About 87 million of the projected 132 million returns are expected to be filed on paper, underscoring the challenge faced by the Internal Revenue Service to become more computer-compatible and less buried in paper.
Without some kind of financial incentive -- one idea is a $25 tax credit for e-filers -- experts say millions of taxpayers will stick to tried-and-true paper returns for years to come.
"Can the government meet its targets? Absolutely, if they give the right incentives," said James Hines, a University of Michigan economics professor. "It would be a small carrot."
The IRS and major tax preparers say they are showing significant growth in electronic filing, which is usually provided for a fee through a tax professional, with personal computer software or directly online via an Internet site. Some preparers don't charge e-filing fees, particularly for lower-income people, while others offer rebates.
Through last week, the IRS had received 33.6 million returns prepared on computer, almost 17 percent above the same period last year. That includes 6.7 million prepared by taxpayers at home, up 39 percent from last year.

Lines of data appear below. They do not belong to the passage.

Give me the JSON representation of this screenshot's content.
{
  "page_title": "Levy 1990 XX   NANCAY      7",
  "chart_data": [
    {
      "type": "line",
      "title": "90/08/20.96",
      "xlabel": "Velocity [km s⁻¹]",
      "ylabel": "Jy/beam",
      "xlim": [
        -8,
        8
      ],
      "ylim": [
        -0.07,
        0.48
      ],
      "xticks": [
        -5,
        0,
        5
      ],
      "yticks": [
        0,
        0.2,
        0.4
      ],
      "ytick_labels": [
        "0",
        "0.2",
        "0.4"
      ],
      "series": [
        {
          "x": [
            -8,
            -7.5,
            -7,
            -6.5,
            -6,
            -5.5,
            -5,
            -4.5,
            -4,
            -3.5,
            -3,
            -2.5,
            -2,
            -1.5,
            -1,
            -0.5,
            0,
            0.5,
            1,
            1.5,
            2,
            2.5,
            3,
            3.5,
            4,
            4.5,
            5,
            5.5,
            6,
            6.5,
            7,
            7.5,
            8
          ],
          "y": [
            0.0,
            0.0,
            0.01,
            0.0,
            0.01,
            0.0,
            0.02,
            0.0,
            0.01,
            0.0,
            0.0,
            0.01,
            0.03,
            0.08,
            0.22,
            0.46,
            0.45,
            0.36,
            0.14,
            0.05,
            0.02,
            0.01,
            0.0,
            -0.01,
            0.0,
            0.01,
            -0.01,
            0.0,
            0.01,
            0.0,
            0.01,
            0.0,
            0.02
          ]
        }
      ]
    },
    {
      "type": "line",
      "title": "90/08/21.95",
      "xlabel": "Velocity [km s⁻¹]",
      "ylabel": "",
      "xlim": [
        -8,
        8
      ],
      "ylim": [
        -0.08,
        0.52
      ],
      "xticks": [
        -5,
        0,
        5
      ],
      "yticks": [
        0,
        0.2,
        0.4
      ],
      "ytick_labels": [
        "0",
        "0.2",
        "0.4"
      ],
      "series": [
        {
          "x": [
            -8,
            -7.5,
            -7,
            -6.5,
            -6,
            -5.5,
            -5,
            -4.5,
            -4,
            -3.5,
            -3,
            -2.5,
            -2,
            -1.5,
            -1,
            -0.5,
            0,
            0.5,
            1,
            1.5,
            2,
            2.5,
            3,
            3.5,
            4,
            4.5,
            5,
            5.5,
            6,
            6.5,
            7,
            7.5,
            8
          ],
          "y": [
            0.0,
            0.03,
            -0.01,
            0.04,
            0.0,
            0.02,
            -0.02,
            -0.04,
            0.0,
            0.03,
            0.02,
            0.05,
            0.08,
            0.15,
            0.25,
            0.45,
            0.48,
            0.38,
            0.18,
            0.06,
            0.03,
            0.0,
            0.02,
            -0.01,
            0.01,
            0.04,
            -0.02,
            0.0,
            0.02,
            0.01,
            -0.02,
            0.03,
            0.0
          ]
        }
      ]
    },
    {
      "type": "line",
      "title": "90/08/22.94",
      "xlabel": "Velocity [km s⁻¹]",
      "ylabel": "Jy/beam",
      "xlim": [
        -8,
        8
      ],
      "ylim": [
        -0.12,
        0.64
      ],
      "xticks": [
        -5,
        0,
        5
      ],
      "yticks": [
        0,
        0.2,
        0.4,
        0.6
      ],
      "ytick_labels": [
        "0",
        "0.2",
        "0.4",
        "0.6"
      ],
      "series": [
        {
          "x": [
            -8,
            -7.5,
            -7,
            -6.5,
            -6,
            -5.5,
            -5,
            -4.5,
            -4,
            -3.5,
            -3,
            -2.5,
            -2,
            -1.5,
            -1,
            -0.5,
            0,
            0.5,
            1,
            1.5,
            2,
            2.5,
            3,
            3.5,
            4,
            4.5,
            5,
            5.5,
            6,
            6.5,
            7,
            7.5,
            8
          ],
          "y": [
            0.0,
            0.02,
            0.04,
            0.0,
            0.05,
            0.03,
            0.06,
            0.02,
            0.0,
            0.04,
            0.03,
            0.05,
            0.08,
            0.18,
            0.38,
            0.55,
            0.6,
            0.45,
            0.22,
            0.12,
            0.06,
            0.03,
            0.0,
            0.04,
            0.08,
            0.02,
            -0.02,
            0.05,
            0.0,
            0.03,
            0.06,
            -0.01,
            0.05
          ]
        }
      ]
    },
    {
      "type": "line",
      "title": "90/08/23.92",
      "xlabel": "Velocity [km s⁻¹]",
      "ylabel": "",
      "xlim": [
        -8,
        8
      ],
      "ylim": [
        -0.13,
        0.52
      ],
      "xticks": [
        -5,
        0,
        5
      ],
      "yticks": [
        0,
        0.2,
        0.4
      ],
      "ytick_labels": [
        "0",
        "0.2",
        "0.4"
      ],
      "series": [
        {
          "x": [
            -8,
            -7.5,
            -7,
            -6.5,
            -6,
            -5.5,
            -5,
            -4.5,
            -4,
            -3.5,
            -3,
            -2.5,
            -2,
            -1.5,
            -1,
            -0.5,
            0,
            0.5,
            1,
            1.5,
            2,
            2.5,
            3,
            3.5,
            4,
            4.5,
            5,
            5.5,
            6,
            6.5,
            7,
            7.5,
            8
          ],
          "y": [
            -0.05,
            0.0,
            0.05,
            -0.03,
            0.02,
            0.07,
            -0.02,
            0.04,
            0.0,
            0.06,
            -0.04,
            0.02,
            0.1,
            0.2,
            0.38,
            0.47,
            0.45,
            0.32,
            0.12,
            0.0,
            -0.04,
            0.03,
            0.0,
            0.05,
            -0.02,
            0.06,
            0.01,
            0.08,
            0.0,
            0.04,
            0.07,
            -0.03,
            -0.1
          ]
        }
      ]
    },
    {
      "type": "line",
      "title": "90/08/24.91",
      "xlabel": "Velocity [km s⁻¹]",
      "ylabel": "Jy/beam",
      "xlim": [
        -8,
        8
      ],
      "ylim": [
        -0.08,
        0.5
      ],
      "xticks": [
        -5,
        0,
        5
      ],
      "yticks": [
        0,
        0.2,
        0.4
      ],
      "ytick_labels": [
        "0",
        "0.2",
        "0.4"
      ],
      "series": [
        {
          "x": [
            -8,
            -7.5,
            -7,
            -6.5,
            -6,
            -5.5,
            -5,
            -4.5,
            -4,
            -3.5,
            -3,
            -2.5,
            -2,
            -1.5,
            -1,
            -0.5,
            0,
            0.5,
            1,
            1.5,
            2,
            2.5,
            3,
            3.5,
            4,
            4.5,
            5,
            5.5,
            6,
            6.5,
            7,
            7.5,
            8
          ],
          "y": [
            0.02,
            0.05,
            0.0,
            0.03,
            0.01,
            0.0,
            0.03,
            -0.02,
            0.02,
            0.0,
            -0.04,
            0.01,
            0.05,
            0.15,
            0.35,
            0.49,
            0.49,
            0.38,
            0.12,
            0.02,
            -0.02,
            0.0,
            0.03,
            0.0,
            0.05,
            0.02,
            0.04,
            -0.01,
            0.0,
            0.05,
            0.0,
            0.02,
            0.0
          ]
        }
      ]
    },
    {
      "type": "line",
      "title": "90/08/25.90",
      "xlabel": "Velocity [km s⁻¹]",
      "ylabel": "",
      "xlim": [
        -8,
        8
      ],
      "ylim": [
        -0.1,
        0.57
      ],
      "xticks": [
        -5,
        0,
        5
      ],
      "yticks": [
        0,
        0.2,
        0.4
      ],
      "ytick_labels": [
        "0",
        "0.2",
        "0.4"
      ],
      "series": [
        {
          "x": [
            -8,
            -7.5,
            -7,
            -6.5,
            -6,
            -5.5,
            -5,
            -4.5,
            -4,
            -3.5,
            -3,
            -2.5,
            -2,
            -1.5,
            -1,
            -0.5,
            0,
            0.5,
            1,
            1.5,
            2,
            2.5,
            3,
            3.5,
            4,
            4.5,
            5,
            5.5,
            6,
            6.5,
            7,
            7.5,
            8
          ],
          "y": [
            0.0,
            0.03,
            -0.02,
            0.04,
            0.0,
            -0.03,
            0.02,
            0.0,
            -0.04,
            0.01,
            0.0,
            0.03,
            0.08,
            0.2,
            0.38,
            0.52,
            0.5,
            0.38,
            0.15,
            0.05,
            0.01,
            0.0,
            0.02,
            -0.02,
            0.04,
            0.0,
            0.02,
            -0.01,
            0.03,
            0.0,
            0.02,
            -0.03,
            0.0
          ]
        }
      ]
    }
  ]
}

The IRS expects to receive about 45 percent of Minnesota's 2.4 million returns electronically, said Eric Smith, a spokesman for the IRS in Minnesota.
These growth numbers can be misleading, however. About a third of these e-filed returns came from H&R; Block, the nation's largest tax preparation firm, and the e-filed total is less than half of the overall number of returns received so far.
The IRS expects to get about 8.5 million e-filed returns from individual taxpayers at home using an Internet site or such software as TurboTax or TaxCut -- still only about 6 percent of the total returns.
Terry Lutes, director of IRS electronic tax administration, said electronic filing remains in its infancy after going nationwide in 1997. The agency's market research shows that 70 percent of taxpayers are now aware of e-filing.
The IRS e-filing marketing budget this year is about $18 million, including TV ads.
Congress set a goal for the IRS to get 80 percent electronic returns by 2007.
The marketing campaign so far has focused on such e-filing advantages as accuracy, IRS confirmation that a return was received and, above all, faster refunds. But many taxpayers remain wary of electronic filing because of data security concerns, audit fears, the fees involved or because "they just don't see the advantage," Lutes said.
In fact, last year the IRS received 40 million returns that were prepared on computers but nevertheless mailed on paper.
Congress ignored former President Clinton's request for an e-filing tax credit, which faces even longer odds now that projected budget surpluses have turned into deficits. The Bush administration instead asked lawmakers to extend the deadline by 15 days for electronic filers, which would make it April 30 beginning next year.
This incentive, administration officials say, would broaden e-filing's appeal beyond those who simply want a faster refund. Last year, the IRS got 4 million e-filed returns in the final week before the deadline.
Tax preparers and software makers are trying to find ways to make e-filing easier and more convenient.